How do you come up with your titles?
The Orkneyinga titles all include animals. This is basically a challenge to my cover illustrator, Helen Braid, but I think she’s won so far. As for the rest, I’m not sure. They just sort of appear. One of my early books was originally called An Unkenspeckle Woman, and friends wisely jumped on that and stopped it because they said it was incomprehensible (it means ‘inconspicuous’), so after that I’ve kept Scots words out of it. Apart from that one they’ve mostly kept their working titles. For the purposes of writing the books, though, the titles all have to be reducible to three initials (Tomb for an Eagle is TFE, The Contentious Business of Samuel Seabury is CBS) which can’t duplicate another book I’ve written, so that I can keep myself distantly acquainted with being organised.

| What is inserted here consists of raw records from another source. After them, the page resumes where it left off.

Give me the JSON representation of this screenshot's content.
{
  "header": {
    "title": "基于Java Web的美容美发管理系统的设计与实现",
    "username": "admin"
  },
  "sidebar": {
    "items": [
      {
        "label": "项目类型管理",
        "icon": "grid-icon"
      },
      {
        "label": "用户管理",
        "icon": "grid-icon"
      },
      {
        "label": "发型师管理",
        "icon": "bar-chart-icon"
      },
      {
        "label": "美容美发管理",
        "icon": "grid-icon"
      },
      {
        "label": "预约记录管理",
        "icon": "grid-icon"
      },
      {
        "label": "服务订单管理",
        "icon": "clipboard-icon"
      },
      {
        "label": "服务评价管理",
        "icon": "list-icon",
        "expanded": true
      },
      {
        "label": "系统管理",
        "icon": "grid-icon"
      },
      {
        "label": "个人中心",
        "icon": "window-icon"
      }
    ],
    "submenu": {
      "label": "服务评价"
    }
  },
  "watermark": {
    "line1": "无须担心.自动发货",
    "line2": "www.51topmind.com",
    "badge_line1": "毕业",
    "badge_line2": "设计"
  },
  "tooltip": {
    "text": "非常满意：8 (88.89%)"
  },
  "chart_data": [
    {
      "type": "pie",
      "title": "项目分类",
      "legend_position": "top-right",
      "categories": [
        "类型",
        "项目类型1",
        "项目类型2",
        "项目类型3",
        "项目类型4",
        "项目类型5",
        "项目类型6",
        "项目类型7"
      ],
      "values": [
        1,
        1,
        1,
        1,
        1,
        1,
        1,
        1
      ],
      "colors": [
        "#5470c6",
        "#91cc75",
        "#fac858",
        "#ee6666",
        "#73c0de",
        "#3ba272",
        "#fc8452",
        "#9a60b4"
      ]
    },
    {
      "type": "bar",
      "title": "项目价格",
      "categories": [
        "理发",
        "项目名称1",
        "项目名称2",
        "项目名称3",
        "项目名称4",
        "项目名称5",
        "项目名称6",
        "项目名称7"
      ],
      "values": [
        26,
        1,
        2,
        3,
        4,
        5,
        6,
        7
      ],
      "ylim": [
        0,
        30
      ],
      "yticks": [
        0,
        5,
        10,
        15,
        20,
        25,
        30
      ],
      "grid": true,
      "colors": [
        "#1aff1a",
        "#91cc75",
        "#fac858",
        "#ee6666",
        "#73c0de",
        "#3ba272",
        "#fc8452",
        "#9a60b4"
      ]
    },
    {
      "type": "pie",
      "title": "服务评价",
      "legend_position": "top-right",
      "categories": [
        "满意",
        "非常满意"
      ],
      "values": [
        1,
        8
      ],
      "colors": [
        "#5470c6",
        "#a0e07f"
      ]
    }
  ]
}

Other than writing, how do you like to pass your time?
I have far too many hobbies or distractions! I do lots of different woolwork – knitting, crocheting, weaving, and so on, including some Vikingish stuff. I have a small allotment, I read copiously (of course), I enjoy cooking (not that anyone else necessarily enjoys eating it), and I play walking netball, which is enough to keep anyone grounded. Goal Attack for preference, but generally our squad is better at dishing out the insults than actually playing. It was someone at netball who first introduced me to the Chronicles of St. Mary’s, so for that alone it was well worth it!
When you’re being interviewed about your books do you suddenly become tongue-tied and can’t remember your characters’ names? Or is it just me?
What characters? Who? They did what?
Do you plan ahead when devising your plots or do you just plonk yourself down and have at it.
I always planned a bit with Murray and Hippolyta – not too much, or I could persuade myself that if I had written the whole plot down in two hundred words there wasn’t much point in writing the actual book. And I’m quite prepared for things to go off-plan. With the first Viking one for some reason I just hit the ground running, and thought Great, this works! But when I went back to write the next Murray it didn’t work. So evidently Murray and Hippolyta are polite, controlled, well-planned gentry, and the Orkney inhabitants are just free spirits. In the latest Orkney book I had a character who changed sex halfway through and was then edited out almost completely – I just have no idea what’s going on.
What can we look forward to from Lexie Conyngham in the future?
The plan (but see above) is another Cattanach next, then a Murray, then a Dr. Wilson, then a Hippolyta, then back to Orkney. But sometimes life gets in the way. I’ll try very hard, though, for the next few years, not to write something that isn’t in one of those five series! I’ll keep my other historical adventures to seeing where Max and friends go next.